How to build a cloud security observability strategy
Security observability in the cloud involves more than workload monitoring. Read up on the essential observability components and tools needed to reap the security benefits.
Public cloud adoption is complicated. It typically requires a significant focus on threat detection and the retooling of workflows and playbooks for security event management, monitoring, detection and response.
Fortunately, a wide variety of third-party and cloud-native tools and services offer capabilities that enable effective cloud event collection, aggregation and analysis. Many organizations are considering the use of observability and security event orientation and decision-making in their cloud monitoring, detection and response strategies. The observability approach may aid in developing sound metrics and tracking to ensure security operations improve over time.
Observability originated in the control systems engineering profession and focuses on system outputs to monitor and determine behaviors. To be considered observable, a system's behaviors and activity can be monitored in such a way as to determine system state.
Let's explore how that strategy relates to the cloud.
Elements of cloud observability
To build a comprehensive cloud observability strategy, IT leaders need to understand what exactly is in scope. Observability extends beyond traditional workloads to the control plane, network, application, container and storage level.
Control plane observability
A critical category of observability is the cloud environment itself: the control plane. Organizations should conduct extensive logging of all activity within the cloud. Additionally, they may deploy one of several new services to continuously monitor cloud accounts and infrastructure for best practices, configuration and security controls status.
Network observability
Many controls help achieve network observability, including network firewalls, network intrusion detection and prevention, load balancers, proxy tools and behavioral network flow data collection. Cloud-native access controls, such as security groups and firewall services, and monitoring capabilities, such as flow logs and traffic mirroring, can also be used to monitor and track network events and behaviors.
Application observability
Application visibility is accomplished by tracking events and behaviors at scale. This can be a challenge as workloads and identity associations communicate within the entire cloud environment, in addition to local application logs on individual systems and containers. To develop true application observability, organizations need to feed events into event management and SIEM platforms that are adapted to cloud environments -- often via API integration.

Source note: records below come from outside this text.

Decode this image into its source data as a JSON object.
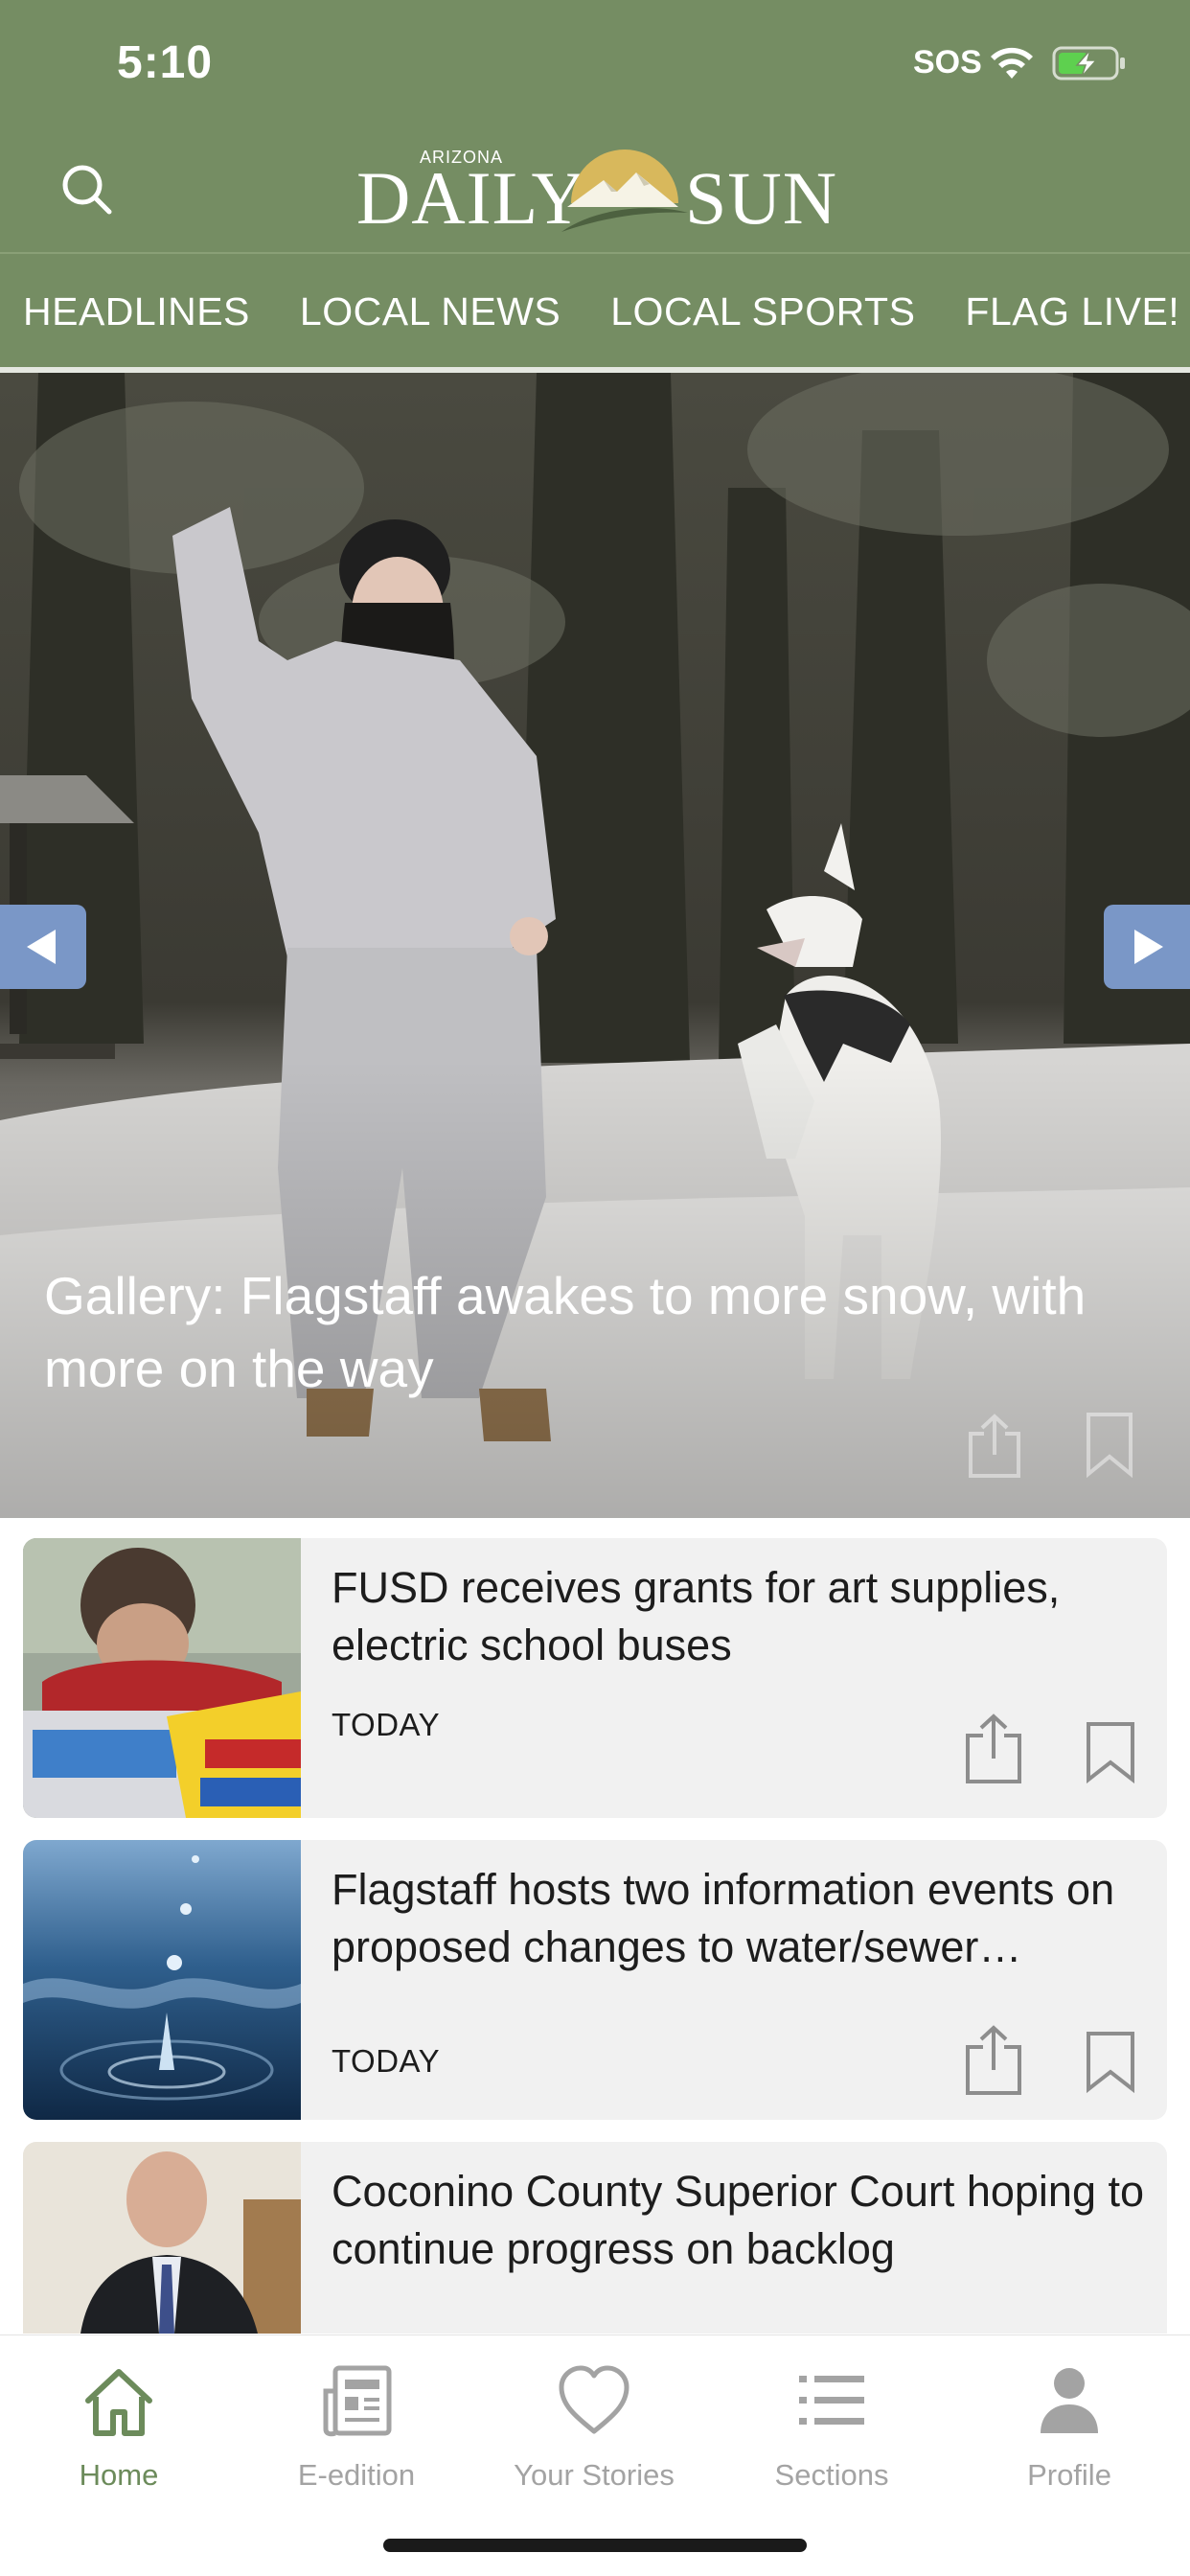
{
  "status_bar": {
    "time": "5:10",
    "sos": "SOS",
    "wifi_icon": "wifi-icon",
    "battery_icon": "battery-charging-icon"
  },
  "header": {
    "search_icon": "search-icon",
    "logo": {
      "small_text": "ARIZONA",
      "left_text": "DAILY",
      "right_text": "SUN"
    },
    "background_color": "#758d63"
  },
  "nav": {
    "tabs": [
      "HEADLINES",
      "LOCAL NEWS",
      "LOCAL SPORTS",
      "FLAG LIVE!"
    ]
  },
  "hero": {
    "title": "Gallery: Flagstaff awakes to more snow, with more on the way",
    "prev_icon": "chevron-left-icon",
    "next_icon": "chevron-right-icon",
    "share_icon": "share-icon",
    "bookmark_icon": "bookmark-icon"
  },
  "articles": [
    {
      "title": "FUSD receives grants for art supplies, electric school buses",
      "date": "TODAY",
      "thumbnail": "child-with-crayons-photo"
    },
    {
      "title": "Flagstaff hosts two information events on proposed changes to water/sewer…",
      "date": "TODAY",
      "thumbnail": "water-drop-photo"
    },
    {
      "title": "Coconino County Superior Court hoping to continue progress on backlog",
      "date": "",
      "thumbnail": "man-in-suit-photo"
    }
  ],
  "tab_bar": {
    "items": [
      {
        "label": "Home",
        "icon": "home-icon"
      },
      {
        "label": "E-edition",
        "icon": "newspaper-icon"
      },
      {
        "label": "Your Stories",
        "icon": "heart-icon"
      },
      {
        "label": "Sections",
        "icon": "list-icon"
      },
      {
        "label": "Profile",
        "icon": "person-icon"
      }
    ],
    "active_color": "#6c8b5b",
    "inactive_color": "#a3a3a3"
  }
}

Container and serverless observability
To enable observability for containers and serverless architecture, logs and events generated by PaaS applications should be automatically collected and sent to a central monitoring platform.
Database and storage observability
Many cloud deployments employ a wide variety of storage types, including block storage, Binary Large OBject-type storage and databases. Most cloud storage services include various forms of logging, as well as a range of additional configuration controls that can be monitored and observed.
Cloud observability tools
In cloud environments, network monitoring logs, system logs and environment logs are the primary sources of observability. Other sources include feedback from configuration assessment tools and services, such as AWS Config or the open source Cloud Custodian tool, as well as other cloud-native tools.
In cloud-native compute services, such as AWS Fargate or Azure Functions, agents and traditional monitoring tools may not be feasible to implement. Thus, achieving observability presents a unique challenge. Organizations increasingly rely on external feedback and monitoring mechanisms and controls, which use a unified software backplane to which all workloads and services are tied.
Security benefits and use cases
Developing and implementing an observability strategy in cloud environments can yield significant security benefits. Observability can improve continuous monitoring, boost efficiency in detecting and correlating events, and enhance the speed and effectiveness of incident resolution.
With cloud security observability, organizations are better positioned to take advantage of automation by building automated triggers that alert or perform remediation actions based on specific conditions. For example, security teams could receive alerts when certain log file events are created or when specific conditions in the environment are noted. If a scan reveals critical vulnerabilities, automated triggers could execute serverless functions in AWS Lambda or Google Cloud Functions to quarantine a running instance or perform automated forensic evidence capture for use in investigations.